Looking at percent Hispanic we see a positive effect in the South and West regions for percent in poverty. The Hispanic population is greater in the south and western regions of which might lead to that effect.

Examine.Variable(model.clean, "popdensity")

term	Model	estimate	sig
popdensity	Norteast	0.037070406	Significant
popdensity	Midwest	-0.289387324	Significant
popdensity	South	-0.004484946	Non- Significant
popdensity	West	0.119676268	Significant

Looking at the effect of population density it varies by the region. We see South the effect is not significant. The effect is negative in Midwest and positive in the Northeast and West.

Examine.Variable(model.clean, "prural")

term	Model	estimate	sig
prural	Norteast	0.2498425	Significant
prural	Midwest	0.2794856	Significant
prural	South	0.3287613	Significant
prural	West	0.2504155	Significant

Percent rural effect on poverty is significant throughout the regions and of similar size with the different regions.

Examine.Variable(model.clean, "unemp")

term	Model	estimate	sig
unemp	Norteast	0.288979609	Significant
unemp	Midwest	-0.005081404	Non- Significant
unemp	South	0.204371173	Significant
unemp	West	0.117802244	Significant

We would expect as the percent of unemployment increases that poverty would also increase. That can be seen in these models. Though in the Midwest region we do not see that relationship.

Comparing Variable Importance across Models

Since we scaled all of our variables we can compare the value of the estimates across variables.

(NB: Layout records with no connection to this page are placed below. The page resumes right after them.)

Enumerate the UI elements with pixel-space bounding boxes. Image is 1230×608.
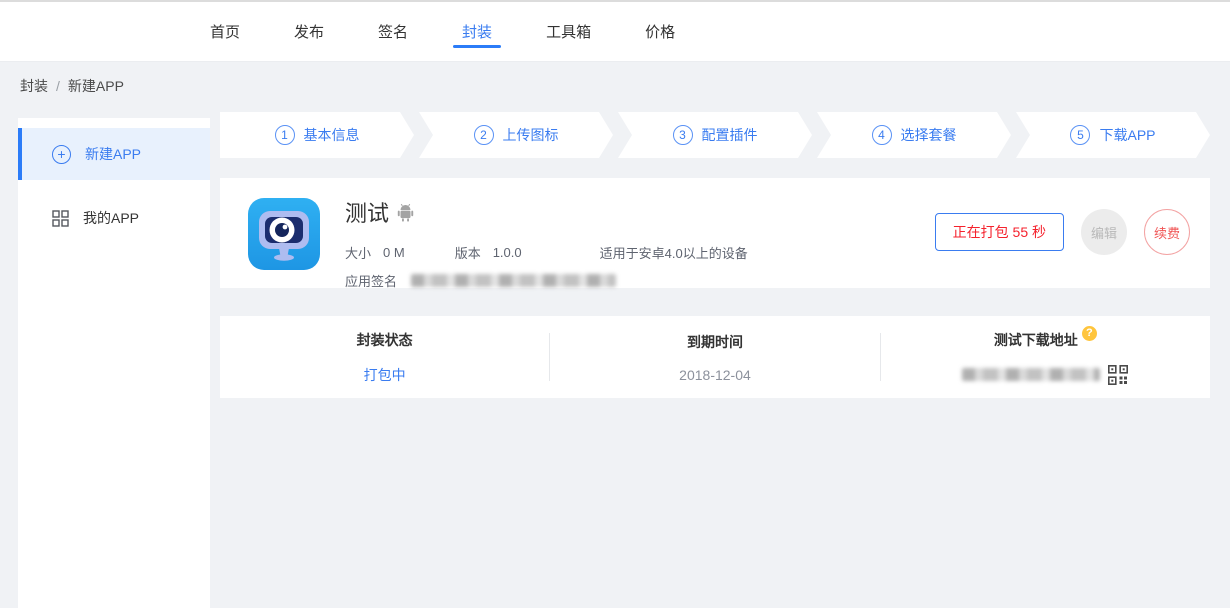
qr-code-icon[interactable] [1108,365,1128,385]
signature-redacted-blur [411,274,616,287]
step-label: 上传图标 [503,125,559,145]
step-number: 5 [1070,125,1090,145]
breadcrumb-separator: / [56,78,60,94]
app-signature-row: 应用签名 [345,271,748,290]
sidebar-item-label: 新建APP [85,144,141,164]
expiry-title: 到期时间 [687,332,743,352]
download-url-title: 测试下载地址 [994,330,1078,350]
breadcrumb-package[interactable]: 封装 [20,76,48,96]
breadcrumb: 封装 / 新建APP [20,76,124,96]
nav-item-toolbox[interactable]: 工具箱 [546,2,591,61]
nav-item-home[interactable]: 首页 [210,2,240,61]
step-number: 2 [474,125,494,145]
plus-circle-icon: + [52,145,71,164]
help-coin-icon[interactable]: ? [1082,326,1097,341]
size-value: 0 M [383,245,405,260]
step-label: 配置插件 [702,125,758,145]
step-number: 4 [872,125,892,145]
sidebar-item-new-app[interactable]: + 新建APP [18,128,210,180]
step-number: 3 [673,125,693,145]
step-label: 选择套餐 [901,125,957,145]
app-meta-row: 大小 0 M 版本 1.0.0 适用于安卓4.0以上的设备 [345,243,748,262]
nav-item-price[interactable]: 价格 [645,2,675,61]
version-label: 版本 [455,243,481,262]
step-configure-plugins[interactable]: 3 配置插件 [618,112,812,158]
step-upload-icon[interactable]: 2 上传图标 [419,112,613,158]
expiry-value: 2018-12-04 [679,367,751,383]
android-icon [397,203,414,222]
version-value: 1.0.0 [493,245,522,260]
package-state-value[interactable]: 打包中 [364,365,406,385]
status-card: 封装状态 打包中 到期时间 2018-12-04 测试下载地址 ? [220,316,1210,398]
sidebar: + 新建APP 我的APP [18,118,210,608]
packing-status-button[interactable]: 正在打包 55 秒 [935,213,1064,251]
nav-item-signature[interactable]: 签名 [378,2,408,61]
nav-item-publish[interactable]: 发布 [294,2,324,61]
app-packaging-page: { "nav": { "items": [ { "label": "首页" },… [0,0,1230,608]
sidebar-item-label: 我的APP [83,208,139,228]
app-name: 测试 [345,196,389,228]
top-navbar: 首页 发布 签名 封装 工具箱 价格 [0,0,1230,62]
renew-button[interactable]: 续费 [1144,209,1190,255]
app-card-actions: 正在打包 55 秒 编辑 续费 [935,209,1190,255]
size-label: 大小 [345,243,371,262]
step-label: 下载APP [1099,125,1155,145]
compat-text: 适用于安卓4.0以上的设备 [600,243,748,262]
nav-item-package[interactable]: 封装 [462,2,492,61]
step-select-plan[interactable]: 4 选择套餐 [817,112,1011,158]
grid-icon [52,210,69,227]
step-basic-info[interactable]: 1 基本信息 [220,112,414,158]
download-url-redacted-blur [962,368,1100,381]
sidebar-item-my-app[interactable]: 我的APP [18,192,210,244]
status-col-expiry: 到期时间 2018-12-04 [550,316,879,398]
app-info: 测试 大小 0 M 版本 1.0.0 适用于安卓4.0以上的设备 应用 [345,196,748,290]
app-logo [248,198,320,270]
breadcrumb-new-app: 新建APP [68,76,124,96]
step-label: 基本信息 [304,125,360,145]
step-number: 1 [275,125,295,145]
app-card: 测试 大小 0 M 版本 1.0.0 适用于安卓4.0以上的设备 应用 [220,178,1210,288]
status-col-download-url: 测试下载地址 ? [881,316,1210,398]
status-col-package-state: 封装状态 打包中 [220,316,549,398]
signature-label: 应用签名 [345,271,397,290]
step-download-app[interactable]: 5 下载APP [1016,112,1210,158]
edit-button[interactable]: 编辑 [1081,209,1127,255]
package-state-title: 封装状态 [357,330,413,350]
wizard-stepper: 1 基本信息 2 上传图标 3 配置插件 4 选择套餐 5 下载APP [220,112,1210,158]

model.clean <- model.clean %>% 
  group_by(Model) %>% 
  mutate(rank = order(order(abs(estimate), decreasing=TRUE)))

model.clean %>% 
  arrange(rank) %>% 
  select(term, Model, estimate, rank) %>% 
  flextable()

term	Model	estimate	rank
pfemhh	Norteast	0.513807326	1
pfemhh	Midwest	0.756296120	1
pfemhh	South	0.850885604	1
pfemhh	West	0.719603669	1
(Intercept)	Norteast	-0.399449998	2
pblack	South	-0.329299793	2
pblack	West	-0.614090267	2
medhouseval	Midwest	-0.450790765	2
prural	South	0.328761268	3
prural	West	0.250415535	3
unemp	Norteast	0.288979609	3
popdensity	Midwest	-0.289387324	3
prural	Norteast	0.249842492	4
prural	Midwest	0.279485566	4
medhouseval	South	-0.296417183	4
medhouseval	West	-0.202374828	4
(Intercept)	Midwest	-0.190942991	5
pblack	Norteast	-0.108867919	5
unemp	South	0.204371173	5
popdensity	West	0.119676268	5
pblack	Midwest	0.063525531	6
phisp	South	0.170032414	6
unemp	West	0.117802244	6
medhouseval	Norteast	-0.098346621	6
(Intercept)	South	0.091863325	7
phisp	Midwest	0.021925421	7
phisp	West	0.073540316	7
popdensity	Norteast	0.037070406	7
(Intercept)	West	0.056026279	8
phisp	Norteast	-0.005450997	8
unemp	Midwest	-0.005081404	8
popdensity	South	-0.004484946	8

We can see that across regions that percent of women headed household had the largest effect on poverty. In second we see percent black in the south and Midwest. The intercept is second in North East that might mean there is a variable that is not included in the model that North East could contribute to percent poverty.